An archive of Libertarian analysis, a publication produced out of New York during the 1970s that attempted to build links between "left" and "right" libertarians.

Submitted by Juan Conatz on October 14, 2016

Comments

Juan Conatz

8 years 2 months ago

In reply to by libcom.org

Submitted by Juan Conatz on October 14, 2016

Could only find one issue of this. Also don't know much about the publication such as who was behind it, how long it was published etc. If anyone has additional issues or information on this, they should share!

syndicalist

8 years 2 months ago

In reply to by libcom.org

Submitted by syndicalist on October 14, 2016

I have 3 issues of this "left-right" libertarian magazine
It literally was an attempt by left and right libertarians to issue a quality publication
Don't think there was more than five issues

syndicalist

8 years 2 months ago

In reply to by libcom.org

Submitted by syndicalist on October 15, 2016

The article by Jack Frager * on Gustav Lauder is informative. Actually, this is where I learned about him.
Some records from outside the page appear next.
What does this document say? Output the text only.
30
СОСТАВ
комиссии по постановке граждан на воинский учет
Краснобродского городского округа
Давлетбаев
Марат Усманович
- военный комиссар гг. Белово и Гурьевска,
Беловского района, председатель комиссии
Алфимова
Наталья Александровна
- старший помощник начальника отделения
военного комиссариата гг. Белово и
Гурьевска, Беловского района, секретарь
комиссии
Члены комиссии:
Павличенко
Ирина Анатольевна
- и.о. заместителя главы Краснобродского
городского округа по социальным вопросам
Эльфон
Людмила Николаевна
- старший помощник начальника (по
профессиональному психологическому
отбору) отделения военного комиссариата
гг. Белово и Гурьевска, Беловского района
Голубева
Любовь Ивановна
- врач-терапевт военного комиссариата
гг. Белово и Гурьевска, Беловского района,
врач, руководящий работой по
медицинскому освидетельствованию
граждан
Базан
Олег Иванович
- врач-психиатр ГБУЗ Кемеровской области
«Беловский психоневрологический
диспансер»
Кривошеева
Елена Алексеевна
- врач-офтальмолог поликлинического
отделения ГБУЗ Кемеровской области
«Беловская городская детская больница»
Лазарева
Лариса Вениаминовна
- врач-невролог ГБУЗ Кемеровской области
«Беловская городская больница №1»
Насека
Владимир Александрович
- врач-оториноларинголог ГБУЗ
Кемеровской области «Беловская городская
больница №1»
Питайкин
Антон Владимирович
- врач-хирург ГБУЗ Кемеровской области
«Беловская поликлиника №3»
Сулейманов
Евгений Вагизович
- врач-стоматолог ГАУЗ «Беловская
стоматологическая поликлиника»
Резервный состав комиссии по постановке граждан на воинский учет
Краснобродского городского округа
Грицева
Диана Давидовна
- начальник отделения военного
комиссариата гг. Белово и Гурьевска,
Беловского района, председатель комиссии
* https://libcom.org/history/frager-jack-1903-1998

syndicalist

8 years 2 months ago

In reply to by libcom.org

Submitted by syndicalist on October 15, 2016

"The Libertarian" was within this trend of thinking and approach. Karl Hess was to go left, then shift center left again. Rothbard, blech, right wing.

The “Radical Libertarian Alliance” was founded in 1969 and lasted until 1972 — making it one of the earlier organizations in the modern libertarian movement. It was small, decentralized, and part of the left/libertarian outreach of that period — with free-market anarchists Murray Rothbard and Karl Hess among the more prominent members.

It for a time issued a publication called The Abolitionist. The July 1971 issue featured an article by Jerome Tuccille titled “What Happens Now: Some Thoughts on the Movement” that tried to anticipate the future of libertarian influence in the counterculture, the anti-war movement, and the loose coalition of groups who had given up on the centrist strong-central-government consensus.

[https://sniggle.net/TPL/index5.php?entry=06Jul12]

Juan Conatz

8 years 2 months ago

In reply to by libcom.org

Submitted by Juan Conatz on October 15, 2016

I did notice the Rothbard review but failed to pick up that it was a part of that left-right thing from the late 60s-early 70s. I've edited the description of the publication to reflect that.